In the last blog, I mentioned my endo and that injury resulting in a shotgun approach to healing. The chiro was first, three days after that it was a massage and follow-up to the chiro a day after the massage.
I’ve had lots of massages over the years, so this was nothing new. The therapist worked on the muscles around my scapula, many of which were tight and had knots in them. A painful session, but I had more pain relief the next day.
Visiting the chiro the day after the massage, I relayed to him how much pain I was in over the weekend. He said this was normal for some people and some injuries. At this visit, he did another adjustment. This one was less than the previous adjustment. I forgot to mention that he did use cold laser therapy and electro-stimulation (e-stim) on me after the adjustments to help promote healing. After the second adjustment, he used only e-stim.
I had never had cold laser treatment and honestly, I don’t know if it did or didn’t help. I had e-stim in the past, to help heal a tendonitis problem (way back in the early 90s) and I don’t know that it did or didn’t help in this situation.
That’s one of the problems with the shotgun approach – it’s hard to isolate what is making things better. All-in-all I was getting better. Ten days after the endo, I went on a road bike tour. Though the pain was better, it wasn’t gone.
I’ve had rib injuries in the past – a previous endo. That one was a front rib injury and it took six weeks to really be back to 100 percent. Returning from the bike tour, I still had pain when I tried to roll over in bed and coughed or sneezed. I wanted to continue to try to speed the healing process to be less than six weeks; so I decided to see an acupuncture therapist that I’ve known for years.
For those that have never had an acupuncture treatment, the sensation is hard to describe. The fine needles are inserted into your body at specific points, aimed at helping healing and increasing energy flow. Lying face down, the acupuncturist inserted the needles in my feet, legs, back and arms at locations specific to my injury and others to help promote good energy balance.
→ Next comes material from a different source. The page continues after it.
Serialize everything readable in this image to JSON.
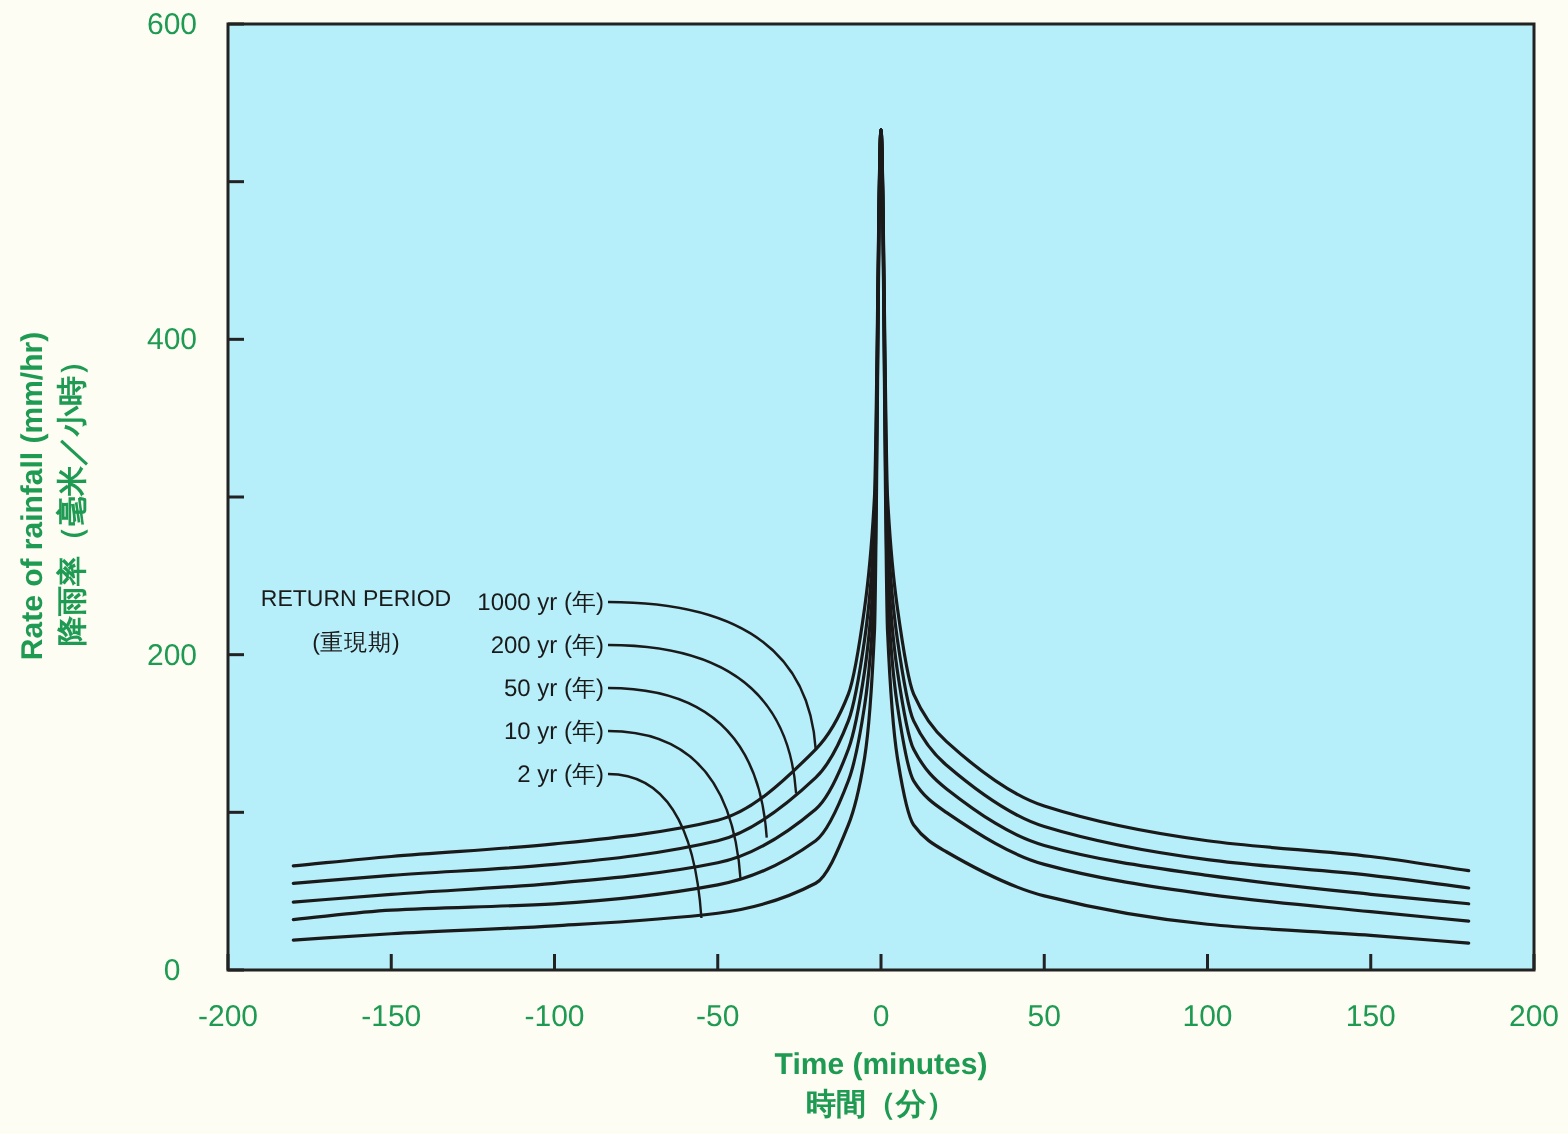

The sensation when a needle is inserted at a spot where there is no energy meridian or blocked area of energy is…nothing. I couldn’t feel much of anything at all. When she inserted the needles into areas where there was work to be done, the sensation was dull pressure, heat or an electrical charge.
After all the needles were inserted, she left the room and let me rest. It was very odd. I felt like a Christmas tree, with the needle insertion points alternating between “off” and “on” – no feeling or a feeling of heat or electrical charge. It’s not enough to be painful or uncomfortable, just enough to raise awareness.
When she returned and pulled out all the needles, she asked me to roll onto my back. Without thinking, I placed my arm under my body to prop it up for a roll. At that moment I realized that this was the first time in just over three weeks that I was able to use my arm, back and shoulder to support my body in this manner. It was instant relief from pain I’d been dealing with for weeks.
The day after the treatment I was able to ride the mountain bike for the first time in 24 days. Some of the technical areas created a bit of pain, but it was much better than before acupuncture. At 29 days after the endo, I was able to do a two day mountain bike ride. The ride wasn’t easy, I pre-rode two loops of the Breckenridge 68 course.
After my experience this summer, I’d consider chiropractic treatment again – but it is not something I plan to do on a regular routine. Massage will continue to be part of my regular routine at a frequency of once per three to six weeks. I will likely continue acupuncture on some routine, that routine is TBD. I had good experiences using it for an injury and for pre-races (three of them). I didn’t have any results using it for post-race recovery – speeding recovery.
I think you have to experiment for yourself to determine if these alternative therapies help you or not. I think results depend on the therapists or doctors you use (of course you need to find good ones), the treatment they use, your specific injury and your body’s response to the treatments.
If you’re looking for good practitioners, talk to people you know that have had a good experience. I’ll take a personal recommendation over a cold-call whenever possible.